Antoni Macierewicz usłyszał zarzuty. Chodzi o podkomisję smoleńską
W środę 3 września polityk PiS Antoni Macierewicz usłyszał zarzuty związane z działalnością podkomisji smoleńskiej. Chodzi m.in. o przekroczenie uprawnień i podrabianie dokumentów.
2025-09-03, 14:21
Antoni Macierewicz z zarzutami. Nie przyznał się do winy
Były minister obrony w rządzie Prawa i Sprawiedliwości w środę 3 września usłyszał zarzuty w Prokuraturze Krajowej. Chodzi o ujawnienia w latach 2018-2022 informacji niejawnych w związku z działalnością podkomisji smoleńskiej. Grozi za to do pięciu lat pozbawienia wolności. Przekazano, że Macierewicz nie przyznał się do winy i odmówił składania wyjaśnień. "W sprawie nie zachodziła potrzeba zabezpieczenia prawidłowego dalszego toku postępowania poprzez zastosowanie środków zapobiegawczych" - podał w komunikacie rzecznik Prokuratury Krajowej prok. Przemysław Nowak.

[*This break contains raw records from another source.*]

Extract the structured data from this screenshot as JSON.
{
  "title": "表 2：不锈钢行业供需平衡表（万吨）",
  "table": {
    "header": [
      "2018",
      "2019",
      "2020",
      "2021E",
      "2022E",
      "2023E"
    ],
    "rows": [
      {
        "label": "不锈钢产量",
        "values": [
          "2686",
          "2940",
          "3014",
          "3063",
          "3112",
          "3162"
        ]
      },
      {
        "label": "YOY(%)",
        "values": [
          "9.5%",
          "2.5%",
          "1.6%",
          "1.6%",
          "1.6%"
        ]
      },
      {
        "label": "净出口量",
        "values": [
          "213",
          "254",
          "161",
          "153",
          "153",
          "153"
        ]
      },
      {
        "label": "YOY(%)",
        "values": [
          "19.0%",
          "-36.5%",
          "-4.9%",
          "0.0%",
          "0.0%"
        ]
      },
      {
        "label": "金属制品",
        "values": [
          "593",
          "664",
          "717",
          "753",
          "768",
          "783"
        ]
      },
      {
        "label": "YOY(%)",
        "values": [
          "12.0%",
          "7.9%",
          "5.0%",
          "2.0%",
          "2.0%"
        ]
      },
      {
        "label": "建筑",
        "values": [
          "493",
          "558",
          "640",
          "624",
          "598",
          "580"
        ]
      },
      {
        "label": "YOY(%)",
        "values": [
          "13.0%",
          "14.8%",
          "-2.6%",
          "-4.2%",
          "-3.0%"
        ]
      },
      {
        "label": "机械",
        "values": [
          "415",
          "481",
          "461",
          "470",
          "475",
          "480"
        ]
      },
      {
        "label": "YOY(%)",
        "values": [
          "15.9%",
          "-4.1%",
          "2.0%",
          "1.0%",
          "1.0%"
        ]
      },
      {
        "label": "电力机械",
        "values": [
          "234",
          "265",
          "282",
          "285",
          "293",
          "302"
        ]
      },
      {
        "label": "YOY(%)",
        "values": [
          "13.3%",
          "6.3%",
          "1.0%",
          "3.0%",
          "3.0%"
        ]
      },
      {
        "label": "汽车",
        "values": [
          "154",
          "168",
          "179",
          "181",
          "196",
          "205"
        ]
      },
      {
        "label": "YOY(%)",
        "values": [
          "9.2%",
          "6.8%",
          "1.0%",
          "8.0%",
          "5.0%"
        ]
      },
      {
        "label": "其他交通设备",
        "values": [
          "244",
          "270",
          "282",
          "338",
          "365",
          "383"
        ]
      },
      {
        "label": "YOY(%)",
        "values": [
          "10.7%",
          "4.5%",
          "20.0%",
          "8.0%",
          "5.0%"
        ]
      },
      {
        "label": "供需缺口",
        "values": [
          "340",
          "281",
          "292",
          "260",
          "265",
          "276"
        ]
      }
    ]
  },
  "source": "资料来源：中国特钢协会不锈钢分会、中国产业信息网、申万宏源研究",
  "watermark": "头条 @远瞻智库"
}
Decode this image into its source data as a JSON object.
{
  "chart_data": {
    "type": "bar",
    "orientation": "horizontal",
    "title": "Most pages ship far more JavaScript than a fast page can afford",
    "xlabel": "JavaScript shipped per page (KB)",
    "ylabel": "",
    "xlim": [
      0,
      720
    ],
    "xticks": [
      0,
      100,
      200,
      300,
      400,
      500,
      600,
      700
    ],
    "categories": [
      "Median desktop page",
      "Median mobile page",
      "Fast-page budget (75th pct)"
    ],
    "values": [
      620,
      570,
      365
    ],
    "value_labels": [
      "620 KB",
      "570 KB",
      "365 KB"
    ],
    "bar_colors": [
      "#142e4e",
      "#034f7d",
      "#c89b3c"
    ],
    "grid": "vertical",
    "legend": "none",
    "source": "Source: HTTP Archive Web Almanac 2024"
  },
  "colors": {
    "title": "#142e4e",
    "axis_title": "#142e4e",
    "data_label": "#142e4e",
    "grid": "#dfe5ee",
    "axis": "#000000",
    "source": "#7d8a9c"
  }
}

Prokuratorzy wskazali, że chodzi o informację niejawne o klauzuli "Ściśle tajne", "Tajne", "Poufne" i "Zastrzeżone" oraz innych chronionych danych dotyczących okoliczności i przyczyn katastrofy samolotu Tu-154 w Smoleńsku. Według prokuratury miało to nastąpić w związku z pełnioną funkcją przewodniczącego podkomisji smoleńskiej i członka Komisji Badania Wypadków Lotniczych Lotnictwa Państwowego.
Zarzuty przekroczenia uprawnień i podrabiania dokumentów
Antoni Macierewicz usłyszał również zarzuty przekroczenia uprawnień, nieprawidłowego przechowywania tajnych materiałów, a także podrabiania dokumentów i poświadczenie nieprawdy. "Prokuratorzy z Zespołu Śledczego nr 4 Prokuratury Krajowej przedstawili Antoniemu Macierewiczowi, posłowi na Sejm RP i byłemu Ministrowi Obrony Narodowej, zarzut popełnienia przestępstwa ujawnienia informacji niejawnych, a następnie przesłuchali go w charakterze podejrzanego" - wyjaśnił prok. Nowak.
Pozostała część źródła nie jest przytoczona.